Solid state batteries created using abundant and cheap elements may pave the way towards a more sustainable future. In particular, new approaches for direct storage of large amounts of renewable electricity both for mobile and stationary applications needs to be developed. Hydridoborates are built by polar-covalent chemical bonds, which provide ‘zero’ electronic conductivity and are therefore an excellent platform for development of electrolytes for solid state batteries. Hydridoborates can also contain neutral organic molecules that contributes to make the structures more open as compared to close-packed oxides and halides. Hydridoborate anions can coordinate to cations via a corner, an edge or a face and thereby contribute to structural flexibility and fast cationic conductivity. A new ligand assisted cationic conductivity mechanism was discovered, where a neutral molecule is exchanged between interstitial and framework cations. These phenomena contribute to the record-high divalent cationic conductivities at moderate temperatures observed for derivatives of magnesium and calcium tetrahydridoborates, e.g. β−Mg(BH4)2·CH3NH2, σ(Mg2+) = 1.5·104 Scm1 at RT [3]. A solid-state rechargeable magnesium battery using a magnesium metal anode, Mg(BH4)2·1.5THF−MgO(75 wt%, 50 nm) electrolyte, and a TiS2 cathode was developed with a cell voltage of 1.2 V. The highest calcium conductivities among solids were observed recently for a nano-composite material, Ca(BH4)2·4NH2CH3−MgO (50 wt%, 50 nm) reaching σ(Ca2+) = 1.3·10−4 S cm−1 at 60 °C .

Speaker Biography:

Torben R. Jensen obtained a PhD degree in materials chemistry at University of Southern Denmark (1999) and then joined Risø Natl. Lab. as a post doc, where he changed research topic to biophysics.

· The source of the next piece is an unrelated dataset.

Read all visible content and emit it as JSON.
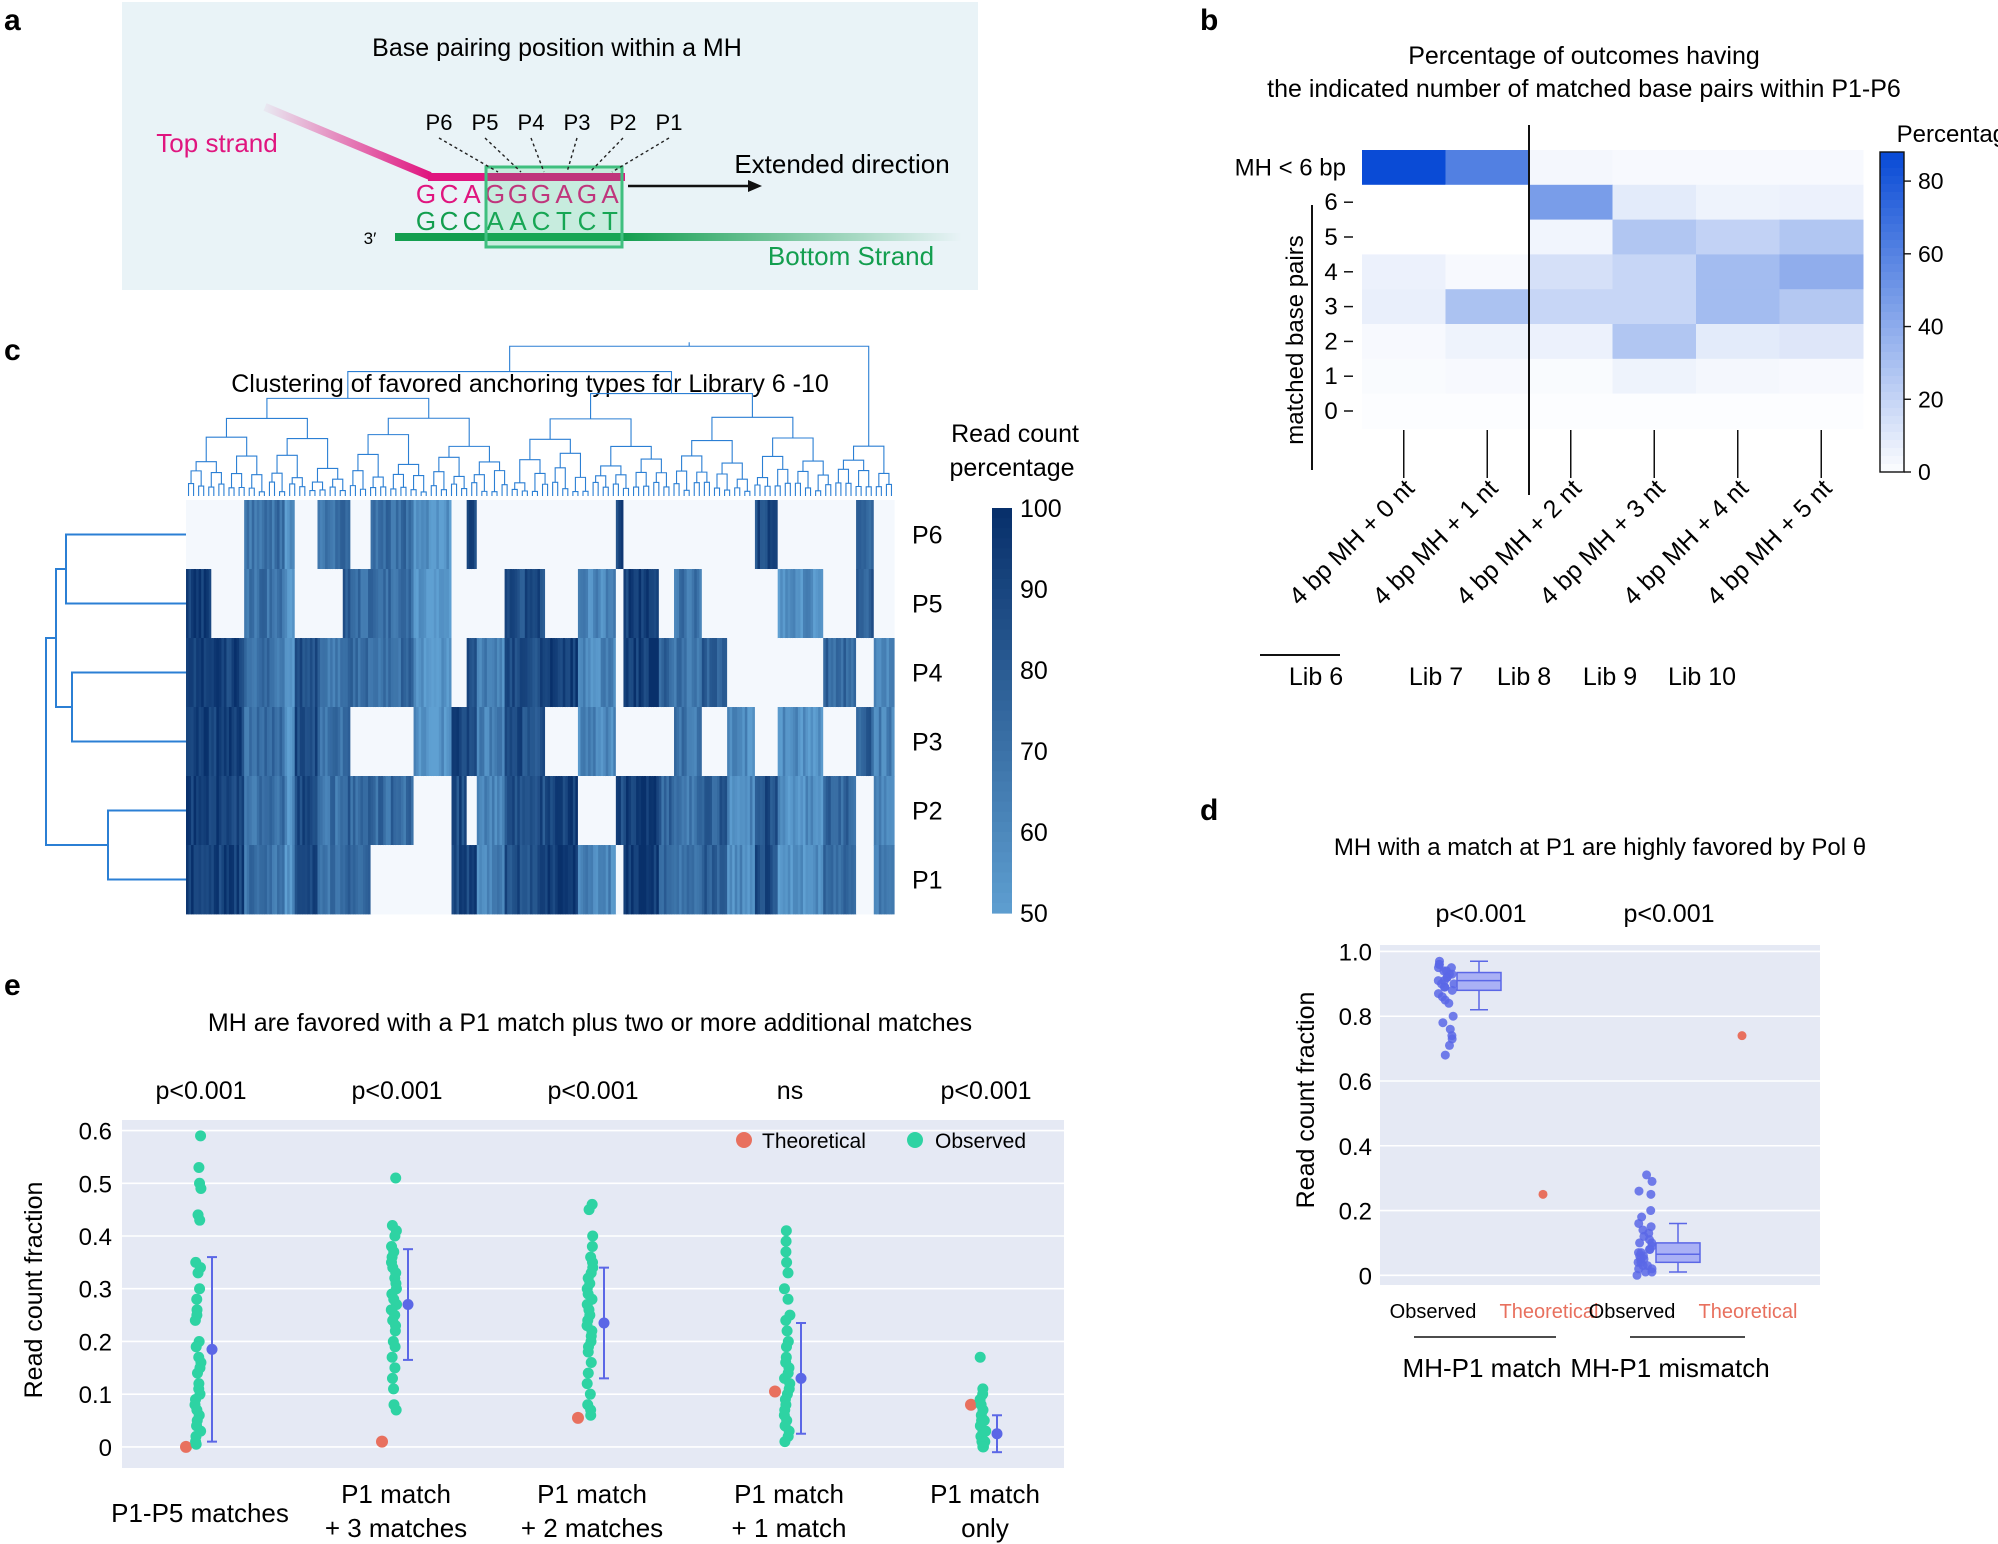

He became Assistant Prof., at Chemistry Department, Aarhus University and associated to The Interdisciplinary Nanoscience center (iNANO) in 2000. Since then, he has assembled a unique and productive independent research group within energy materials science. The research achievements led to a Doctor of Science degree (D.Sc.) in 2014 and promotion to Professor in 2016. The research group has focused on the chemistry and physics of hydrogen and synthesised multitudes of new metal hydrides by combining solvent-based methods, mechanochemistry, and solid-gas reactions, etc. They also infiltrated hydrides in nanoporous scaffolds and conducted systematic studies of properties as a function of pore size and surface area to investigate the nano effects. The group lately discovered extremely dense packing of hydrogen in nanoporous matter and that weak dihydrogen bonds in the solid state facilitate fast cationic conductivity and demonstrated the hydrides are functional battery materials. They successfully made lithium and magnesium solid state batteries based on hydrides. Prof. Jensen published >390 scientific papers which received >20,000 citations (H = 71, scopus).